The NEORL2 repository is an extension of the offline reinforcement learning benchmark NeoRL. The NEORL2 repository contains datasets for training and corresponding environments for testing the trained policies. The current datasets are collected from seven open-source environments: Pipeline, Simglucose, RocketRecovery, RandomFrictionHopper, DMSD, Fusion and SafetyHalfCheetah tasks. We perform online training using reinforcement learning algorithms or PID policies on these tasks and then select suboptimal policies with returns ranging from 50% to 80% of the expert's return to generate offline datasets for each task.
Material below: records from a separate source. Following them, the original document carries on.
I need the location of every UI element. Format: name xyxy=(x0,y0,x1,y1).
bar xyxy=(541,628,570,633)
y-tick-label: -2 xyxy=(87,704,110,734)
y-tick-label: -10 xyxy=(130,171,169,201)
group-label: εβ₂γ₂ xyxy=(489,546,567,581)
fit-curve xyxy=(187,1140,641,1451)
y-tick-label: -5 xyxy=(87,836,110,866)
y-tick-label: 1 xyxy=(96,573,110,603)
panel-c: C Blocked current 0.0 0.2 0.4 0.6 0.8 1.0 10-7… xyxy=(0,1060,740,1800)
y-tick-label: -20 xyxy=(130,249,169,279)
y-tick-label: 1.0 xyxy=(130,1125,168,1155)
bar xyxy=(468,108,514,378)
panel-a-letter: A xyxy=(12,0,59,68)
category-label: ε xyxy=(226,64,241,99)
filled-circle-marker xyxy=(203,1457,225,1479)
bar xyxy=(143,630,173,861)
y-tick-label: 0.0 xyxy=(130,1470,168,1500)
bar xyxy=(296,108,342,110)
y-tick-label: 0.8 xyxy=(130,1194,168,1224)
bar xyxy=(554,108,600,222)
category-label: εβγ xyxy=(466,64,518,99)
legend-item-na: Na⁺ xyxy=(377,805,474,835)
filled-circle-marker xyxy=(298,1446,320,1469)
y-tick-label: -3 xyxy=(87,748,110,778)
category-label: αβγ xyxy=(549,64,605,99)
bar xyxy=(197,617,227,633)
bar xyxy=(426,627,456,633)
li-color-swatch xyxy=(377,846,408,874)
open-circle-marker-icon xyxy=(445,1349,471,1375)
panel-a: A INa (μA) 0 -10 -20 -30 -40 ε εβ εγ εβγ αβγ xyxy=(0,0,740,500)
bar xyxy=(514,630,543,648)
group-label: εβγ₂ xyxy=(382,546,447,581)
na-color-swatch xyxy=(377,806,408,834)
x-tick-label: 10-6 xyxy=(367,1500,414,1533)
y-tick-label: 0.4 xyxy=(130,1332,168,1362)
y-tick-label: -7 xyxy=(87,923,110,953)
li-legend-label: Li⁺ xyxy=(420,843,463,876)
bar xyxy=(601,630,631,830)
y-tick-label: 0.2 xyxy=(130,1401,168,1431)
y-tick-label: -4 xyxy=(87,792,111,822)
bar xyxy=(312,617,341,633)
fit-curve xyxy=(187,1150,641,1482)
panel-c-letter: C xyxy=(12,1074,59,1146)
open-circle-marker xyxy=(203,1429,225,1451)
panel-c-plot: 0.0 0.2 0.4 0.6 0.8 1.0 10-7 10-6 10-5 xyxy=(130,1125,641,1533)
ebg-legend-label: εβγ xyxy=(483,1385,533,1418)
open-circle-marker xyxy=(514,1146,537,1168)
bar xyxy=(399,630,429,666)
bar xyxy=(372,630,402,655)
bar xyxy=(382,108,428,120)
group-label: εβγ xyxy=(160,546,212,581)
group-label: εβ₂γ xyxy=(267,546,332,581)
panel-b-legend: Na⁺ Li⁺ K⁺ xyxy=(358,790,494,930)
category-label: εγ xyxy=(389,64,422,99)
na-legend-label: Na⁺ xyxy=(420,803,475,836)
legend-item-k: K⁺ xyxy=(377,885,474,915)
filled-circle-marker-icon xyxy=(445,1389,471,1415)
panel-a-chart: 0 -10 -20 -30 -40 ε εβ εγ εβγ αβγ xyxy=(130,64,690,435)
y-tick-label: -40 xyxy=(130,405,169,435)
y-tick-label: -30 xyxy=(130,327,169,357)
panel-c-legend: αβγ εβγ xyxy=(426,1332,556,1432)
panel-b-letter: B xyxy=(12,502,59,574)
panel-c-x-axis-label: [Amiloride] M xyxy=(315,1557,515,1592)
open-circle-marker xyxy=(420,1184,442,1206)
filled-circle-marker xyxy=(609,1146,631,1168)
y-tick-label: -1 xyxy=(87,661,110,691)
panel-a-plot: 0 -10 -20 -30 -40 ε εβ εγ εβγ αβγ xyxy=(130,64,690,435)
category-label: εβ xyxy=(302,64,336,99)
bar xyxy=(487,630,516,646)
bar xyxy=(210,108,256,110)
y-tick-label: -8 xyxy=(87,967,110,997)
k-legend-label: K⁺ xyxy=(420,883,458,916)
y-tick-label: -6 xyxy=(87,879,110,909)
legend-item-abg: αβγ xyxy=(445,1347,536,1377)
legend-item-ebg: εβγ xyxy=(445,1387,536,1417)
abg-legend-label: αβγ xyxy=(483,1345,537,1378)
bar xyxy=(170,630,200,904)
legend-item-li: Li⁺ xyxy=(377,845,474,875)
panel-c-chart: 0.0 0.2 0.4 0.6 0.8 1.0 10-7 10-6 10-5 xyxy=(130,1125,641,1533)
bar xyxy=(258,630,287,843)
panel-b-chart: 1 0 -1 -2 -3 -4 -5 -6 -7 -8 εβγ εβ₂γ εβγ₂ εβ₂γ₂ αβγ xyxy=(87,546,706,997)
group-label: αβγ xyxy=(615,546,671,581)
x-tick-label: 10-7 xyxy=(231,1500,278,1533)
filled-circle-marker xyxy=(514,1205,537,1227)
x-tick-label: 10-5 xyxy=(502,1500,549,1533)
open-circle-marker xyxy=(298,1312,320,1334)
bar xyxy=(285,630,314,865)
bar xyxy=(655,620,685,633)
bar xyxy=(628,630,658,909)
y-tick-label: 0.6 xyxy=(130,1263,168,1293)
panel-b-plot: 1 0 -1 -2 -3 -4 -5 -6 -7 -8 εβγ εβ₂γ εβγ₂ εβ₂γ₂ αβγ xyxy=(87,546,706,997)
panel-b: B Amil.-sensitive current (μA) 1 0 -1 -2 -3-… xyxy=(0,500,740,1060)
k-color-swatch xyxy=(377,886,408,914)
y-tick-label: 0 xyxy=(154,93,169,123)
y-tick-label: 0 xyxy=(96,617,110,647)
These suboptimal policy-sampled datasets better align with real-world task scenarios compared to random or expert policy datasets.
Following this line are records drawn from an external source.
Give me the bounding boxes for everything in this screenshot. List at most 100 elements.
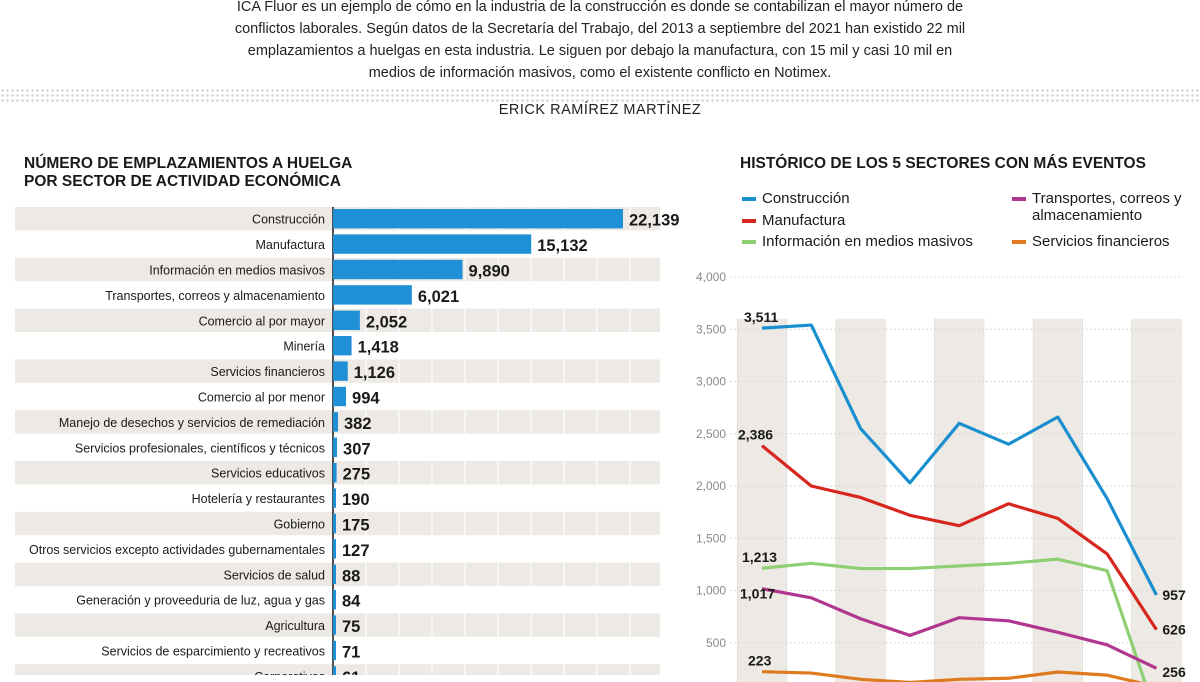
bar-value-label: 190 xyxy=(342,491,370,509)
bar-category-label: Servicios profesionales, científicos y t… xyxy=(75,441,325,455)
column-stripe xyxy=(1132,318,1181,682)
bar xyxy=(333,539,336,559)
dotted-divider xyxy=(0,88,1200,102)
bar-value-label: 61 xyxy=(342,669,360,675)
legend-label-construccion: Construcción xyxy=(762,190,850,207)
bar-value-label: 275 xyxy=(343,466,371,484)
bar xyxy=(333,463,337,483)
bar-value-label: 9,890 xyxy=(469,263,510,281)
bar xyxy=(333,285,412,305)
series-end-label: 256 xyxy=(1162,664,1186,680)
bar xyxy=(333,259,463,280)
bar xyxy=(333,234,532,254)
bar-category-label: Construcción xyxy=(252,213,325,227)
bar-category-label: Agricultura xyxy=(265,619,325,633)
column-stripe xyxy=(935,318,984,682)
y-tick-label: 3,000 xyxy=(696,375,726,389)
bar-value-label: 1,418 xyxy=(358,339,399,357)
legend-manufactura: Manufactura xyxy=(742,212,845,229)
y-tick-label: 1,500 xyxy=(696,531,726,545)
series-line-construccion xyxy=(761,323,1158,596)
row-stripe xyxy=(15,613,660,637)
bar-category-label: Otros servicios excepto actividades gube… xyxy=(29,543,325,557)
bar-value-label: 84 xyxy=(342,593,361,611)
legend-swatch-construccion xyxy=(742,197,756,201)
column-stripe xyxy=(738,318,786,682)
bar-category-label: Información en medios masivos xyxy=(149,264,325,278)
y-tick-label: 2,000 xyxy=(696,479,726,493)
bar-value-label: 88 xyxy=(342,567,360,585)
legend-swatch-informacion xyxy=(742,240,756,244)
legend-swatch-manufactura xyxy=(742,219,756,223)
y-tick-label: 3,500 xyxy=(696,322,726,336)
bar-grid xyxy=(365,207,631,675)
bar-category-label: Hotelería y restaurantes xyxy=(192,492,325,506)
row-stripe xyxy=(15,511,660,536)
y-tick-label: 2,500 xyxy=(696,427,726,441)
bar-category-label: Servicios educativos xyxy=(211,467,325,481)
bar-category-label: Manufactura xyxy=(256,238,326,252)
bar-category-label: Generación y proveeduria de luz, agua y … xyxy=(76,594,325,608)
bar-value-label: 22,139 xyxy=(629,212,679,230)
line-chart: 500 1,000 1,500 2,000 2,500 3,000 3,500 4,000 3,… xyxy=(696,270,1186,682)
bar-category-label: Manejo de desechos y servicios de remedi… xyxy=(59,416,325,430)
legend-label-financieros: Servicios financieros xyxy=(1032,233,1170,250)
bar xyxy=(333,488,336,508)
intro-paragraph: ICA Fluor es un ejemplo de cómo en la in… xyxy=(234,0,966,81)
bar-value-label: 15,132 xyxy=(537,237,587,255)
bar-value-label: 2,052 xyxy=(366,313,407,331)
legend-informacion: Información en medios masivos xyxy=(742,233,973,250)
legend-financieros: Servicios financieros xyxy=(1012,233,1170,250)
bar xyxy=(333,209,623,229)
legend-transportes: Transportes, correos y almacenamiento xyxy=(1012,190,1192,224)
series-start-label: 1,017 xyxy=(740,586,775,602)
bar xyxy=(333,666,336,675)
bar-category-label: Servicios de esparcimiento y recreativos xyxy=(101,645,325,659)
legend-label-manufactura: Manufactura xyxy=(762,212,846,229)
bar-value-label: 382 xyxy=(344,415,372,433)
bar-category-label: Transportes, correos y almacenamiento xyxy=(105,289,325,303)
bar-category-label: Comercio al por menor xyxy=(198,391,325,405)
bar-chart: Construcción 22,139 Manufactura 15,132 Infor… xyxy=(15,207,679,675)
bar xyxy=(333,412,339,432)
bar-category-label: Comercio al por mayor xyxy=(199,314,325,328)
bar xyxy=(333,437,338,457)
line-chart-legend: Construcción Manufactura Información en … xyxy=(742,190,1192,255)
y-tick-label: 500 xyxy=(706,636,726,650)
line-chart-title: HISTÓRICO DE LOS 5 SECTORES CON MÁS EVEN… xyxy=(740,155,1146,172)
bar xyxy=(333,564,336,584)
bar xyxy=(333,310,360,330)
bar-value-label: 1,126 xyxy=(354,364,395,382)
legend-label-transportes: Transportes, correos y almacenamiento xyxy=(1032,190,1182,224)
bar-category-label: Minería xyxy=(283,340,325,354)
series-line-manufactura xyxy=(760,444,1158,631)
series-start-label: 223 xyxy=(748,653,772,669)
series-end-label: 626 xyxy=(1162,622,1186,638)
bar-category-label: Corporativos xyxy=(254,670,325,675)
bar-value-label: 75 xyxy=(342,618,360,636)
bar xyxy=(333,361,348,381)
bar xyxy=(333,336,352,356)
row-stripe xyxy=(15,461,660,485)
bar-chart-title: NÚMERO DE EMPLAZAMIENTOS A HUELGA POR SE… xyxy=(24,155,352,190)
bar-value-label: 994 xyxy=(352,390,380,408)
bar-category-label: Gobierno xyxy=(274,518,325,532)
row-stripe xyxy=(15,562,660,586)
column-stripe xyxy=(1033,318,1082,682)
legend-construccion: Construcción xyxy=(742,190,850,207)
series-line-informacion xyxy=(761,557,1147,682)
bar-value-label: 175 xyxy=(342,517,370,535)
y-tick-label: 1,000 xyxy=(696,584,726,598)
author-name: ERICK RAMÍREZ MARTÍNEZ xyxy=(486,102,714,118)
bar xyxy=(333,386,347,407)
column-stripe xyxy=(836,318,885,682)
bar xyxy=(333,640,336,661)
bar-value-label: 127 xyxy=(342,542,370,560)
y-tick-label: 4,000 xyxy=(696,270,726,284)
row-stripe xyxy=(15,664,660,675)
bar xyxy=(333,615,336,635)
bar-category-label: Servicios financieros xyxy=(210,365,325,379)
legend-swatch-transportes xyxy=(1012,197,1026,201)
bar xyxy=(333,590,336,610)
bar-value-label: 307 xyxy=(343,440,371,458)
NeoRL2 interface can be installed as follows:
git clone https://agit.ai/Polixir/neorl2.git
cd neorl
pip install -e .
After installation, Pipeline、Simglucose、RocketRecover、DMSD and Fusion environments will be available. However, the "RandomFrictionHopper" and "SafetyHalfCheetah" tasks rely on MuJoCo. If you need to use these two environments, it is necessary to obtain a license and follow the setup instructions, and then run:
pip install -e .[mujoco]
NeoRL2 uses the OpenAI Gym API. Tasks can be created as follows:
import neorl2
import gymnasium as gym
# Create an environment
env = gym.make("Pipeline")
env.reset()
env.step(env.action_space.sample())
After creating the environment, you can use the get_dataset()
function to obtain training data and validation data:
train_data, val_data = env.get_dataset()
Each environment supports setting and getting the reward function and done function of the environment, which is very useful for adjusting the environment settings when needed.
# Set reward function
env.set_reward_func(reward_func)
# Get reward function
env.get_reward_func(reward_func)
# Set done function
env.get_done_func(done_func)
# Get done function
env.set_done_func(done_func)
You can use the following environments now:
Env Name | observation shape | action shape | have done | max timesteps |
---|---|---|---|---|
Pipeline | 52 | 1 | False | 1000 |
Simglucose | 31 | 1 | True | 480 |
RocketRecovery | 7 | 2 | True | 500 |
RandomFrictionHopper | 13 | 3 | True | 1000 |
DMSD | 6 | 2 | False | 100 |
Fusion | 15 | 6 | False | 100 |
SafetyHalfCheetah | 18 | 6 | False | 1000 |
In NeoRL2, training data and validation data returned by get_dataset()
function are dict
with the same format:
-
obs
: An N by observation dimensional array of current step's observation. -
next_obs
: An N by observation dimensional array of next step's observation. -
action
: An N by action dimensional array of actions. -
reward
: An N dimensional array of rewards. -
done
: An N dimensional array of episode termination flags. -
index
: An trajectory number-dimensional array. The numbers in index indicate the beginning of trajectories.
Simglucose: Jinyu Xie. Simglucose v0.2.1 (2018) [Online]. Available: https://github.com/jxx123/simglucose. Accessed on: 5-17-2024. code
DMSD: Char, Ian, et al. "Correlated Trajectory Uncertainty for Adaptive Sequential Decision Making." NeurIPS 2023 Workshop on Adaptive Experimental Design and Active Learning in the Real World. 2023. paper code
MuJoCo: Todorov E, Erez T, Tassa Y. "Mujoco: A Physics Engine for Model-based Control." Proceedings of the 2012 IEEE/RSJ International Conference on Intelligent Robots and Systems, pp. 5026-5033, 2012. paper website
Gym: Brockman, Greg, et al. "Openai gym." arXiv preprint arXiv:1606.01540 (2016). paper code
All datasets are licensed under the Creative Commons Attribution 4.0 License (CC BY), and code is licensed under the Apache 2.0 License.